By
Keith
19 Jul 2019
Written for Hardback
David Tipling’s work will be well-known to most birders and a quick check back through the years shows him being a finalist in the BB Bird Photographer of the Year competition six times between 1991 and 2001, after which he was appointed as one of the judges. Over the years he has developed his work from getting shots of many of Britain’s best and most memorable rare vagrants to undertaking expeditions to photograph Emperor Penguins
Aptenodytes forsteri in remote corners of Antarctica. His photographs have been exhibited in New York’s Times Square, the Nikon Gallery in Japan and the Mall Galleries in London.

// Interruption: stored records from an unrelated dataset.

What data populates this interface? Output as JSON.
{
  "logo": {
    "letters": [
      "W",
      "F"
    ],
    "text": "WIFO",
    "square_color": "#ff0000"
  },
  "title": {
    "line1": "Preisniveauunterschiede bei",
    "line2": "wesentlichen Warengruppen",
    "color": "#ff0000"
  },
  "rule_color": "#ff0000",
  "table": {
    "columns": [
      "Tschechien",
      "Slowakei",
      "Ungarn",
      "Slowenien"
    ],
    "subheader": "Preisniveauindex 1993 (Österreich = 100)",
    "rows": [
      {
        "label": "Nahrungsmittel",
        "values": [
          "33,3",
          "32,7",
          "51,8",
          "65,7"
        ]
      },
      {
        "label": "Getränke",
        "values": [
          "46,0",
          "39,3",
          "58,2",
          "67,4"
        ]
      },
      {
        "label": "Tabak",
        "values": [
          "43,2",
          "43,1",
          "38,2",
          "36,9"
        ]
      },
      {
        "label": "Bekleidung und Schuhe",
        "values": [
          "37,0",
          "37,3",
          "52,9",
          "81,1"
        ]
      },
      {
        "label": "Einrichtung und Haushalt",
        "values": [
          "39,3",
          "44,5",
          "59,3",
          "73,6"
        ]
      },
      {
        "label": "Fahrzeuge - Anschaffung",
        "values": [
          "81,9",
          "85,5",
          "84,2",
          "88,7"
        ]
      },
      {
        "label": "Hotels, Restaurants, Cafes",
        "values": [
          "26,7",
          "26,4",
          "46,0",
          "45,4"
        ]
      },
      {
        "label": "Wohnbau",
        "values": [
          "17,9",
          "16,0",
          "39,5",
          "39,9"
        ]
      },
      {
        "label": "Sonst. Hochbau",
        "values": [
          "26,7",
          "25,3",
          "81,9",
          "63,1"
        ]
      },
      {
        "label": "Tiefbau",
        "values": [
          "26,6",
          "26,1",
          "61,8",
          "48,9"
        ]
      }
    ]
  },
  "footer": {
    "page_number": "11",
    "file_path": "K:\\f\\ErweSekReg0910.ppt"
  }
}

This book charts the path that he took from the very first bird photograph in 1978 – a Great Crested Grebe
Podiceps cristatus (on black and white film using a Zenith camera with a Vivitar 400 mm lens) to the current day (using three different Nikon cameras and a range of top quality lenses). The images are presented in chronological order with around 100-300 words for each explaining the story behind the photograph. Indeed, some of you may find yourselves included in the shots – maybe watching the incredibly tame Baillon’s Crake
Porzana pusilla in Mowbray Park in May 1989, or in the admiring crowd enjoying the White-crowned Sparrow
Zonotrichia leucophrys at Cley in January 2008.
The chosen photographs cover so many aspects of David’s portfolio and include a pottery mosaic of a Common Pheasant
Phasianus colchicus in a toilet block in Carthage, Tunisia and a tray full of Ivory-billed Woodpecker
Campephilus principalis skins at the British Museum in Tring. Unlike many photographers, David makes full use of black and white imagery and experiments with slow shutter speeds – such as for a pre-roost gathering of Rooks
Corvus frugilegus in Norfolk, with perched birds in focus and a swirling mass of others arriving in flight. Instead of shooting the classic shot of King Penguins
Aptenodytes patagonicus at Salisbury Plain in South Georgia that every visitor has taken endless times, he takes the image from the hillside above, showing a completely different aspect on the awesome spectacle. An image of a Eurasian Stone-curlew
Burhinus oedicnemus from Spain is perhaps one that other photographers would have deleted, but this image, which is badly affected by heat haze, has a strange beauty that captures the bird’s cautious approach – stooping and looking wary. There are also several photographs of people who interact with birds – including Tari tribeswomen in Papua New Guinea and a wildfowler with his decoys in Nebraska, USA.
This is a great book for inspiring anyone to go out and travel with a camera. For me, the shot of the Mongolian eagle hunters on horseback (used for the cover of his book with Mark Cocker –
Birds & People, Jonathan Cape, 2013) always conjures up that emotion inside me to go somewhere amazing. Everyone will have a favourite in this book, and that one is mine.